De las ciudades Cómo Vamos, los casos en los que se presenta disminución de este suceso -aparte de Manizales- entre 2015 y 2016 fueron Bucaramanga, Cúcuta, Santa Marta (ver Informe de Calidad de Vida 2016)

Hombres, siguen siendo la tasa más alta

Aunque las cifras disminuyen, en el contexto local, siguen siendo los hombres los que mayor predominancia tienen al suicidio.

De los 22 casos presentados en Manizales, 20 de ellos se presentaron en hombres, 5 fueron hombres entre 25 a 29 años y 4 entre 15 y 17 ¿Por qué?

Según el mismo documento emitido, de los casos de suicidios en hombres, 10 no presentan causa aparente, 4 se dieron por desamor, 2 por conflicto con la pareja o expareja, 2 más por enfermedades mentales y 2 por razones económicas.

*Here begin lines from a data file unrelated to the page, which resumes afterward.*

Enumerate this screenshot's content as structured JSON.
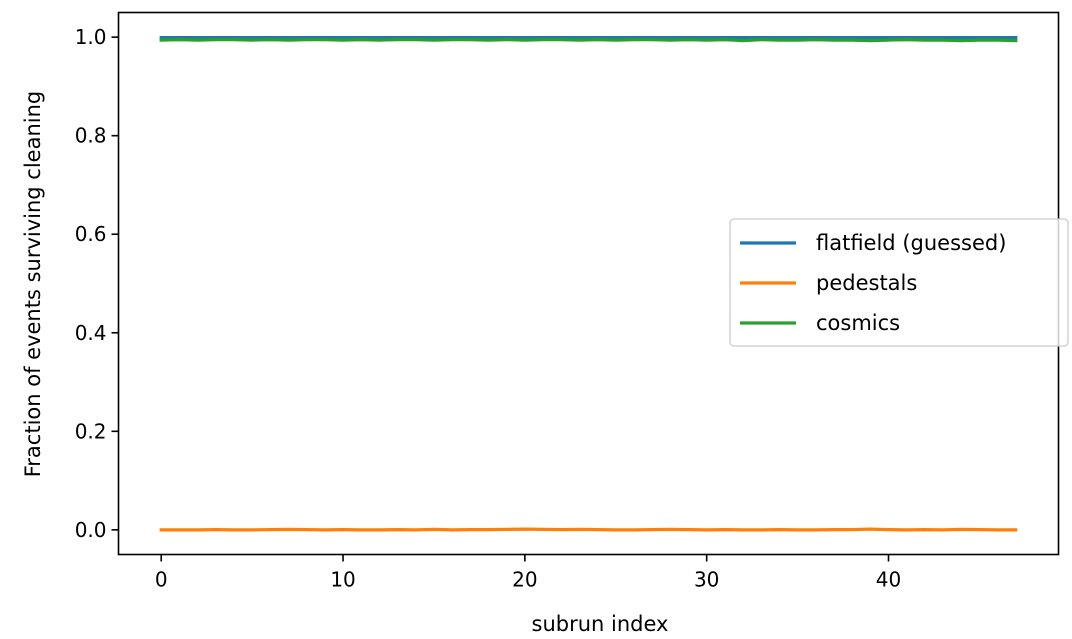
{
  "chart_data": {
    "type": "line",
    "title": "",
    "xlabel": "subrun index",
    "ylabel": "Fraction of events surviving cleaning",
    "xlim": [
      -2.35,
      49.35
    ],
    "ylim": [
      -0.05,
      1.05
    ],
    "xticks": [
      0,
      10,
      20,
      30,
      40
    ],
    "yticks": [
      0.0,
      0.2,
      0.4,
      0.6,
      0.8,
      1.0
    ],
    "xtick_labels": [
      "0",
      "10",
      "20",
      "30",
      "40"
    ],
    "ytick_labels": [
      "0.0",
      "0.2",
      "0.4",
      "0.6",
      "0.8",
      "1.0"
    ],
    "grid": false,
    "legend_position": "center-right",
    "x": [
      0,
      1,
      2,
      3,
      4,
      5,
      6,
      7,
      8,
      9,
      10,
      11,
      12,
      13,
      14,
      15,
      16,
      17,
      18,
      19,
      20,
      21,
      22,
      23,
      24,
      25,
      26,
      27,
      28,
      29,
      30,
      31,
      32,
      33,
      34,
      35,
      36,
      37,
      38,
      39,
      40,
      41,
      42,
      43,
      44,
      45,
      46,
      47
    ],
    "series": [
      {
        "name": "flatfield (guessed)",
        "color": "#1f77b4",
        "values": [
          0.999,
          0.999,
          0.999,
          0.999,
          0.999,
          0.999,
          0.999,
          0.999,
          0.999,
          0.999,
          0.999,
          0.999,
          0.999,
          0.999,
          0.999,
          0.999,
          0.999,
          0.999,
          0.999,
          0.999,
          0.999,
          0.999,
          0.999,
          0.999,
          0.999,
          0.999,
          0.999,
          0.999,
          0.999,
          0.999,
          0.999,
          0.999,
          0.999,
          0.999,
          0.999,
          0.999,
          0.999,
          0.999,
          0.999,
          0.999,
          0.999,
          0.999,
          0.999,
          0.999,
          0.999,
          0.999,
          0.999,
          0.999
        ]
      },
      {
        "name": "pedestals",
        "color": "#ff7f0e",
        "values": [
          0.0,
          0.0,
          0.0,
          0.0005,
          0.0,
          0.0,
          0.0005,
          0.001,
          0.0005,
          0.0,
          0.0005,
          0.0,
          0.0,
          0.0005,
          0.0,
          0.001,
          0.0,
          0.0005,
          0.0005,
          0.001,
          0.0015,
          0.001,
          0.0005,
          0.001,
          0.0005,
          0.0,
          0.0,
          0.0005,
          0.001,
          0.0005,
          0.0,
          0.0005,
          0.0,
          0.0,
          0.0005,
          0.0,
          0.0,
          0.0005,
          0.0005,
          0.0015,
          0.0005,
          0.0,
          0.0005,
          0.0,
          0.001,
          0.0005,
          0.0,
          0.0
        ]
      },
      {
        "name": "cosmics",
        "color": "#2ca02c",
        "values": [
          0.994,
          0.995,
          0.994,
          0.995,
          0.995,
          0.994,
          0.995,
          0.994,
          0.995,
          0.995,
          0.994,
          0.995,
          0.994,
          0.995,
          0.995,
          0.994,
          0.995,
          0.995,
          0.994,
          0.995,
          0.994,
          0.995,
          0.995,
          0.994,
          0.995,
          0.994,
          0.995,
          0.995,
          0.994,
          0.995,
          0.994,
          0.995,
          0.993,
          0.995,
          0.994,
          0.994,
          0.995,
          0.994,
          0.994,
          0.993,
          0.994,
          0.995,
          0.994,
          0.994,
          0.993,
          0.994,
          0.994,
          0.993
        ]
      }
    ]
  }
}
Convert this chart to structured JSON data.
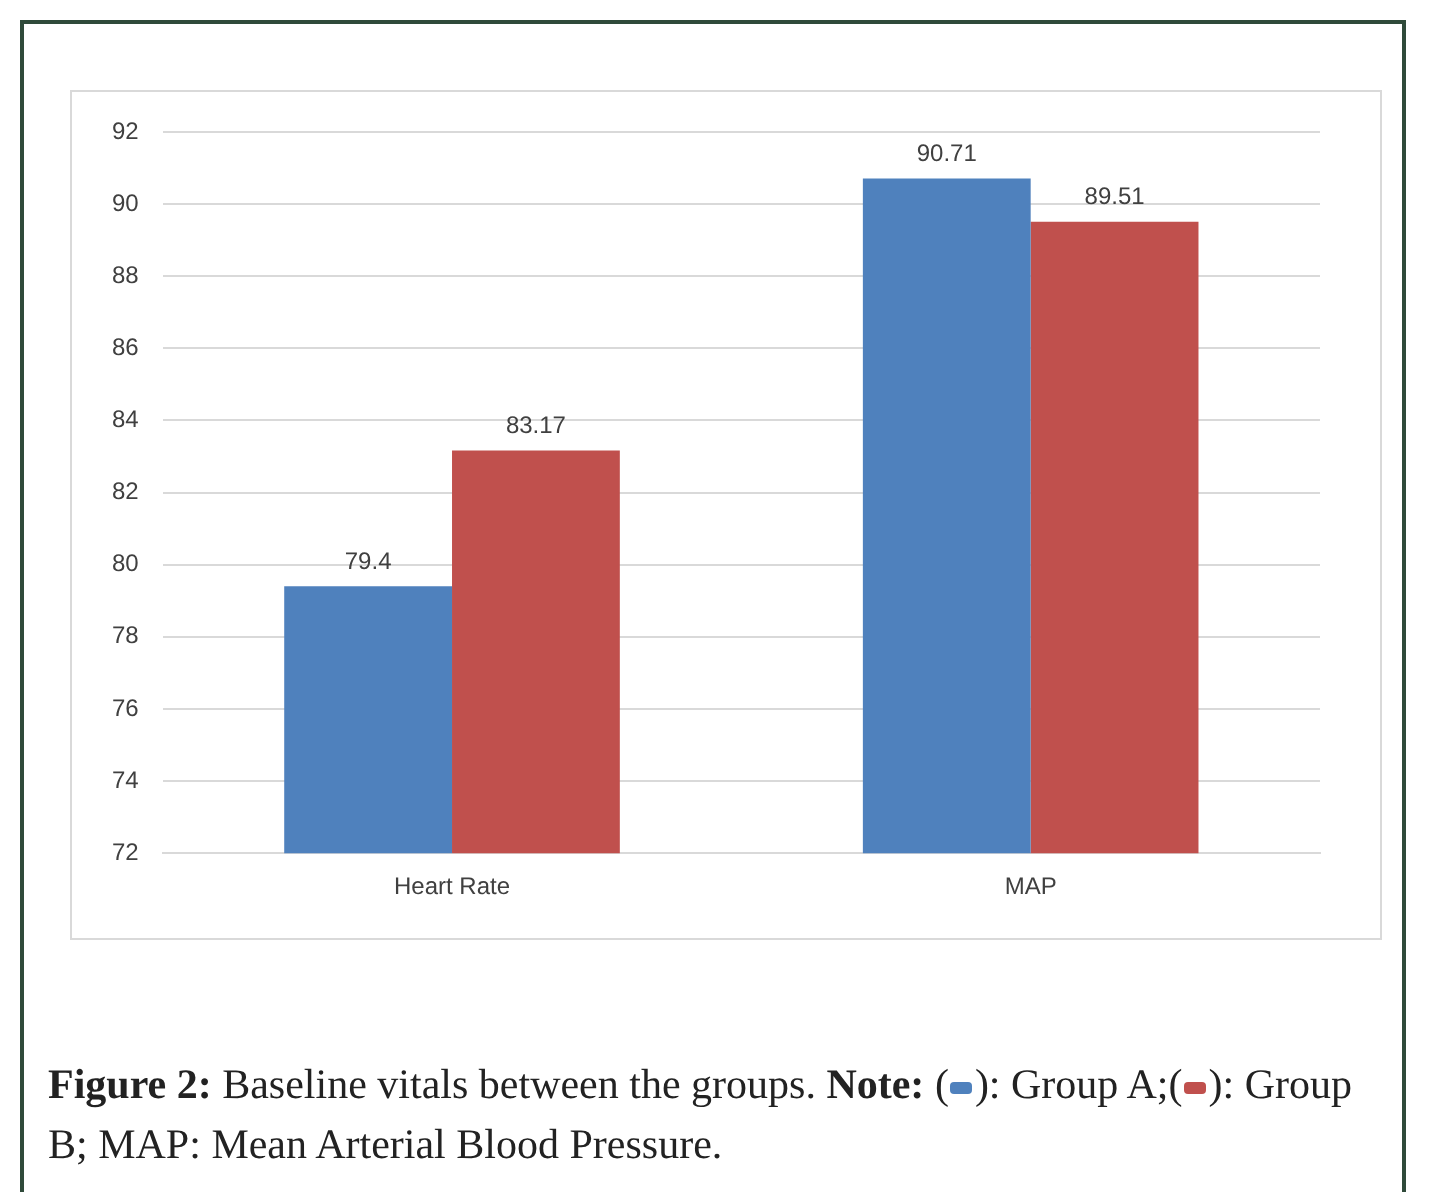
{
  "chart_data": {
    "type": "bar",
    "categories": [
      "Heart Rate",
      "MAP"
    ],
    "series": [
      {
        "color": "#4f81bd",
        "values": [
          79.4,
          90.71
        ]
      },
      {
        "color": "#c0504d",
        "values": [
          83.17,
          89.51
        ]
      }
    ],
    "ylim": [
      72,
      92
    ],
    "yticks": [
      72,
      74,
      76,
      78,
      80,
      82,
      84,
      86,
      88,
      90,
      92
    ],
    "grid": "y",
    "data_labels": true,
    "annotations": [
      "Figure 2:",
      "Baseline vitals between the groups.",
      "Note:",
      "(",
      "): Group A;(",
      "): Group B; MAP: Mean Arterial Blood Pressure."
    ]
  }
}
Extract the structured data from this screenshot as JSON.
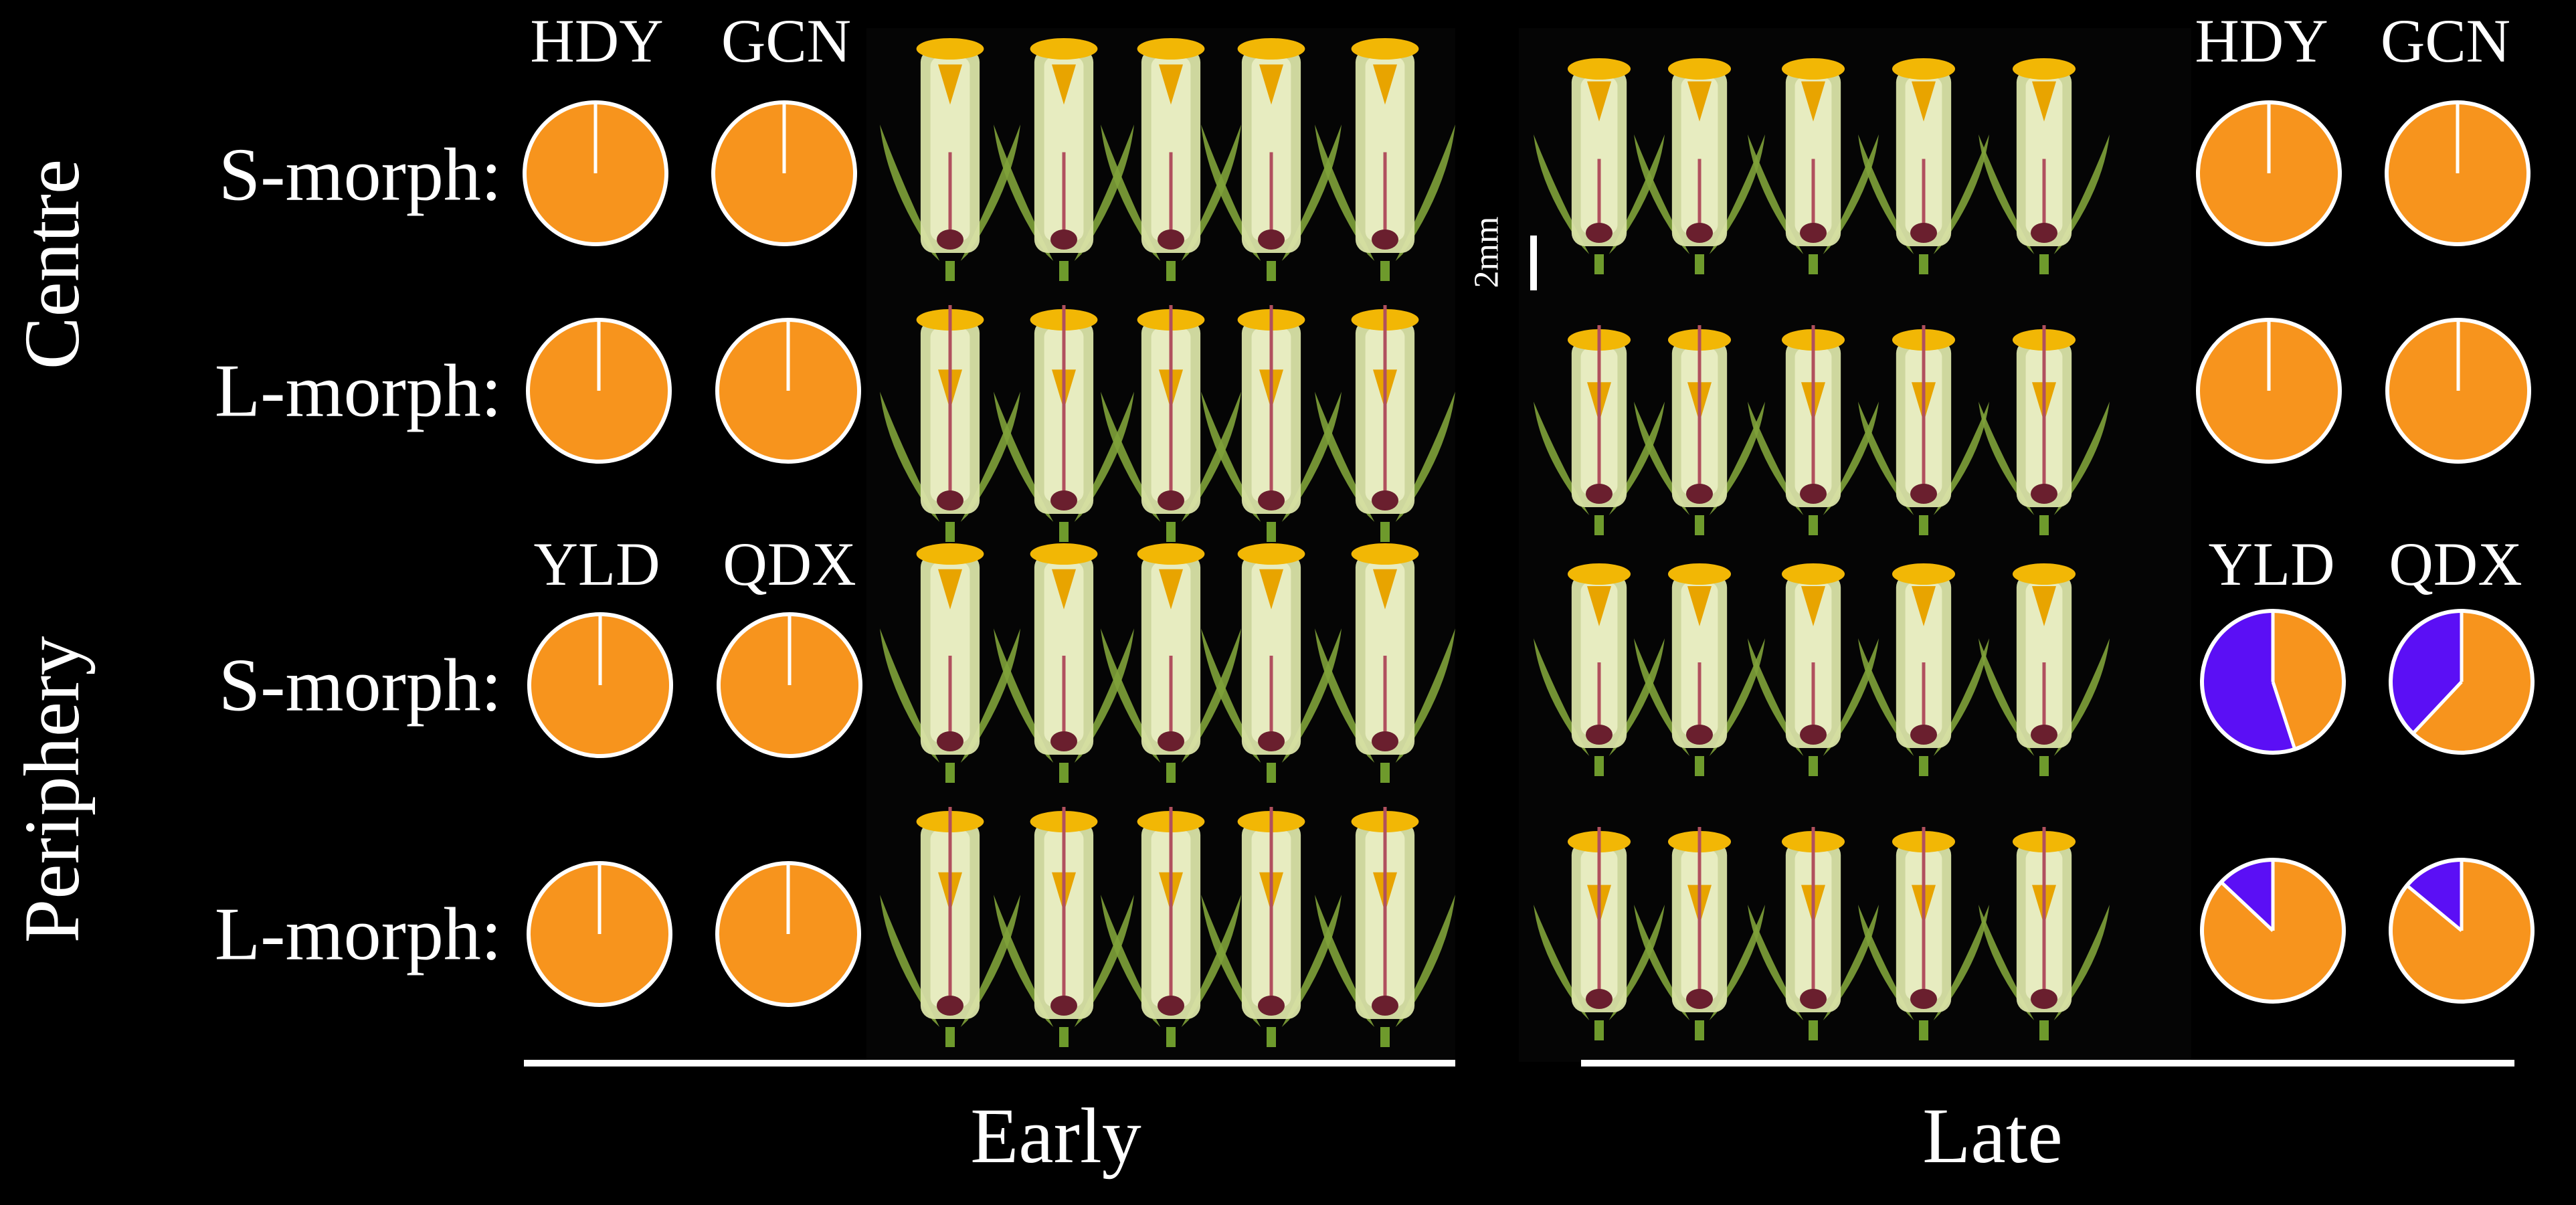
{
  "row_groups": [
    "Centre",
    "Periphery"
  ],
  "morphs": [
    "S-morph:",
    "L-morph:"
  ],
  "site_labels": {
    "centre": [
      "HDY",
      "GCN"
    ],
    "periphery": [
      "YLD",
      "QDX"
    ]
  },
  "phases": [
    "Early",
    "Late"
  ],
  "scale_label": "2mm",
  "colors": {
    "orange": "#F7941D",
    "blue": "#5B0FF5",
    "background": "#000000",
    "outline": "#FFFFFF"
  },
  "chart_data": {
    "type": "pie",
    "panels": [
      {
        "group": "Centre",
        "morph": "S-morph:",
        "phase": "Early",
        "site": "HDY",
        "values": [
          1.0,
          0.0
        ]
      },
      {
        "group": "Centre",
        "morph": "S-morph:",
        "phase": "Early",
        "site": "GCN",
        "values": [
          1.0,
          0.0
        ]
      },
      {
        "group": "Centre",
        "morph": "L-morph:",
        "phase": "Early",
        "site": "HDY",
        "values": [
          1.0,
          0.0
        ]
      },
      {
        "group": "Centre",
        "morph": "L-morph:",
        "phase": "Early",
        "site": "GCN",
        "values": [
          1.0,
          0.0
        ]
      },
      {
        "group": "Periphery",
        "morph": "S-morph:",
        "phase": "Early",
        "site": "YLD",
        "values": [
          1.0,
          0.0
        ]
      },
      {
        "group": "Periphery",
        "morph": "S-morph:",
        "phase": "Early",
        "site": "QDX",
        "values": [
          1.0,
          0.0
        ]
      },
      {
        "group": "Periphery",
        "morph": "L-morph:",
        "phase": "Early",
        "site": "YLD",
        "values": [
          1.0,
          0.0
        ]
      },
      {
        "group": "Periphery",
        "morph": "L-morph:",
        "phase": "Early",
        "site": "QDX",
        "values": [
          1.0,
          0.0
        ]
      },
      {
        "group": "Centre",
        "morph": "S-morph:",
        "phase": "Late",
        "site": "HDY",
        "values": [
          1.0,
          0.0
        ]
      },
      {
        "group": "Centre",
        "morph": "S-morph:",
        "phase": "Late",
        "site": "GCN",
        "values": [
          1.0,
          0.0
        ]
      },
      {
        "group": "Centre",
        "morph": "L-morph:",
        "phase": "Late",
        "site": "HDY",
        "values": [
          1.0,
          0.0
        ]
      },
      {
        "group": "Centre",
        "morph": "L-morph:",
        "phase": "Late",
        "site": "GCN",
        "values": [
          1.0,
          0.0
        ]
      },
      {
        "group": "Periphery",
        "morph": "S-morph:",
        "phase": "Late",
        "site": "YLD",
        "values": [
          0.45,
          0.55
        ]
      },
      {
        "group": "Periphery",
        "morph": "S-morph:",
        "phase": "Late",
        "site": "QDX",
        "values": [
          0.62,
          0.38
        ]
      },
      {
        "group": "Periphery",
        "morph": "L-morph:",
        "phase": "Late",
        "site": "YLD",
        "values": [
          0.87,
          0.13
        ]
      },
      {
        "group": "Periphery",
        "morph": "L-morph:",
        "phase": "Late",
        "site": "QDX",
        "values": [
          0.86,
          0.14
        ]
      }
    ]
  }
}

Siendo así las cosas se puede concluir que la familia y la institución educativa a la que pertenecían estas personas, debieron ser los primeros en percibir “algo negativo”. Posteriormente, el sistema de salud debió atender de manera oportuna estos casos.

Si no hay explicación debe haber acción

Puede que hoy en día las problemáticas de desamor o de enfermedades mentales o de maltrato no difieran mucho de los que se presentaban hace 10 o 15 años.

Lo que si varía constantemente es el acceso a la educación y nuevas tecnologías. Poner en evidencia contextos privados al escrutinio público es aún más fácil que solicitar una cita con un especialista. Y tal vez, al interior de la familia no están preparando a los jóvenes a afrontar este tipo de situaciones

Es por ello que, todos los factores que adolecen a esta problemática deben entenderse como una deficiencia en la calidad de vida que se le ofrece a los ciudadanos. Es decir que debe construirse una estrategia de ciudad que no sólo genere factores de prevención, sino que también explique a qué se debe que la ciudad -aunque en la actualidad presente una leve mejoría en sus indicadores- haya pasado de tener una tasa de suicidio de 5,43 por cada 100.000 habitantes en 2013 a 7,57 en 2015.

¿Qué ocurrió durante este periodo? ¿Qué cambios experimentó la ciudad para aumentar estos indicadores?